Find out why deconstruction is so important in a child's development and how you can encourage it through play.
What is Deconstruction in Play and Learning?
In simple terms, deconstruction is to break something down. But to be more pedantic, it is a philosophical movement formulated by Jacques Derrida that started in the 1960s and was firstly applied to literature. In our context, it would be to break down concepts, words, objects into more basic and easy to understand parts. This breaking down process helps a child comprehend more complex objects by first identifying and observing the multiple components that makes them whole.
This is not a novel concept and in many ways, parents have been practicing this concept to their children's play and learning. Think about when your kid tears down the stacked blocks or when we try to break up a word to teach them phonics. It is deconstructing in different ways.
Why Is It Important for Young Kids
Two of the most important life skills are problem solving and the ability to learn quickly. Both of these skills require the ability to break things down or deconstruct, into manageable parts as suggested by learning gurus of the likes of Tim Ferriss. This is because for children and adults, learning new and more complex things can be overwhelming. If you help a child break down more complicated concepts into its simplest parts, it will not only allow the child to better understand specific objects but also help them draw connections with other objects which share basic parts with it.
The sooner your child is exposed to think this way, the more natural it will become to them. It will provide them with a base method of better understanding the world around them.

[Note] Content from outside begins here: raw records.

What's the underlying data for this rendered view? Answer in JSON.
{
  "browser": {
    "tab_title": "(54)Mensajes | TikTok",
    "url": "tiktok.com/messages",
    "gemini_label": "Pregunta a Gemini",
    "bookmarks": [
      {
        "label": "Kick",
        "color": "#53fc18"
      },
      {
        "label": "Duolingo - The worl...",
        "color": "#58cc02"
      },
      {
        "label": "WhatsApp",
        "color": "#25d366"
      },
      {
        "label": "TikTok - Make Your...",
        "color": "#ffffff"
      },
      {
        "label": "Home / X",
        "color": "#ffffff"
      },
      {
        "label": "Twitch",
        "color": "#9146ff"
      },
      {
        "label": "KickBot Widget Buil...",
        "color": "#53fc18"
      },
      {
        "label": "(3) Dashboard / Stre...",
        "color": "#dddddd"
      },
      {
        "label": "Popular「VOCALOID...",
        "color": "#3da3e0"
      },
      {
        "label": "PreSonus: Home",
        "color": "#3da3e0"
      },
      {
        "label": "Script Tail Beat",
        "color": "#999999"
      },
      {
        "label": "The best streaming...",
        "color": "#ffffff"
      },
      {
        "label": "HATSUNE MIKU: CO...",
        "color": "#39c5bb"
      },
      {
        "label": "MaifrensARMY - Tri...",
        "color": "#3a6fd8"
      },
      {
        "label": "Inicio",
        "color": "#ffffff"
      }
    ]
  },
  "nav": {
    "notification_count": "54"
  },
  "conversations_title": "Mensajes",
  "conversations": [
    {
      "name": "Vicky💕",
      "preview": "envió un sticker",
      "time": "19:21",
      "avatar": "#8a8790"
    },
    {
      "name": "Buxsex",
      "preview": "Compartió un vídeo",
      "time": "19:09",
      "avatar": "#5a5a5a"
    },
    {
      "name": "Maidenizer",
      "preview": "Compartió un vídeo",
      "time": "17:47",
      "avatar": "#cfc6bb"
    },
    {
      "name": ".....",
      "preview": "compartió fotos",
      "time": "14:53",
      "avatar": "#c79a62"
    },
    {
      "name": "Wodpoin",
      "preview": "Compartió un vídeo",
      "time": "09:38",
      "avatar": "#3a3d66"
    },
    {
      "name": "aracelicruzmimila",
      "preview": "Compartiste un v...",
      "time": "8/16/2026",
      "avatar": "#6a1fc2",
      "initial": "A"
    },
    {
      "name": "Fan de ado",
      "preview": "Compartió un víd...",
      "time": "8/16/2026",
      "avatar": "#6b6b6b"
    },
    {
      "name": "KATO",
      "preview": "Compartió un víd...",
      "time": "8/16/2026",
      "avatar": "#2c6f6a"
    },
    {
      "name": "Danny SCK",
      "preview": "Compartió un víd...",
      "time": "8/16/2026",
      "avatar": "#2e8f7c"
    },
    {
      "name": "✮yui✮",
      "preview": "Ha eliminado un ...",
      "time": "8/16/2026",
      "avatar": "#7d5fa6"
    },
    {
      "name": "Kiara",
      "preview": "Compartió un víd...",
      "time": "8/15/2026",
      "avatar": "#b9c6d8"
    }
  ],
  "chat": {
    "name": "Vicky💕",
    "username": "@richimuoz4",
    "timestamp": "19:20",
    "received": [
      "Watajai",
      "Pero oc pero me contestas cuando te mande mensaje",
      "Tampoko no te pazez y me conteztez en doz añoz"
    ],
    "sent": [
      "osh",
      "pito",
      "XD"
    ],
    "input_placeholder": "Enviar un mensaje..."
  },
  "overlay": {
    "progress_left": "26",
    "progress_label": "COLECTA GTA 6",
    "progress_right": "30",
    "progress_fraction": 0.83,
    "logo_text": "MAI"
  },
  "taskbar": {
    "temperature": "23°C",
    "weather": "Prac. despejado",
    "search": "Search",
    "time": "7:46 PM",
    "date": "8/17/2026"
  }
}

More importantly, it will help them in leverage on their existing knowledge to connect deeper and more complex concepts.
How To Encourage and Observe Deconstruction in Play
Here are some simple tips on how to nurture your preschool child toward deconstruction thinking during play time:
Don’t discourage - When a child breaks apart something you created or an older child created, explain to the older child about why younger children enjoy it. Let them enjoy the destruction and encourage them to rebuild.
Encourage appreciation of the parts and reconstruction - While your child builds something, talk to them about the different components which makes the larger object they're building (e.g. colours and shapes). Let them understand that there are different paths they can take and how they can build different things using the same basic parts.
Cross pollinate ideas - Put together non-related toys and play things and let them explore using them together. This will help to expand their creativity and adds another dimension of fun
Engage them - Talking to your kids is key. When outside, talk about the different things you see. What makes them what they are? Start with simple concepts first such as shapes, colours, textures. As they grow older and build enough concepts and vocabulary, you can then progress on more to more complex subjects such as how things around them work or are made. And then gradually to even more abstract concepts.
Children at the age of 3-6 have built some knowledge of their environments and a certain level of literacy capabilities. This is the time where you can exploit these fundamental skills to build on their learning abilities. Seize the moment to deconstruct now!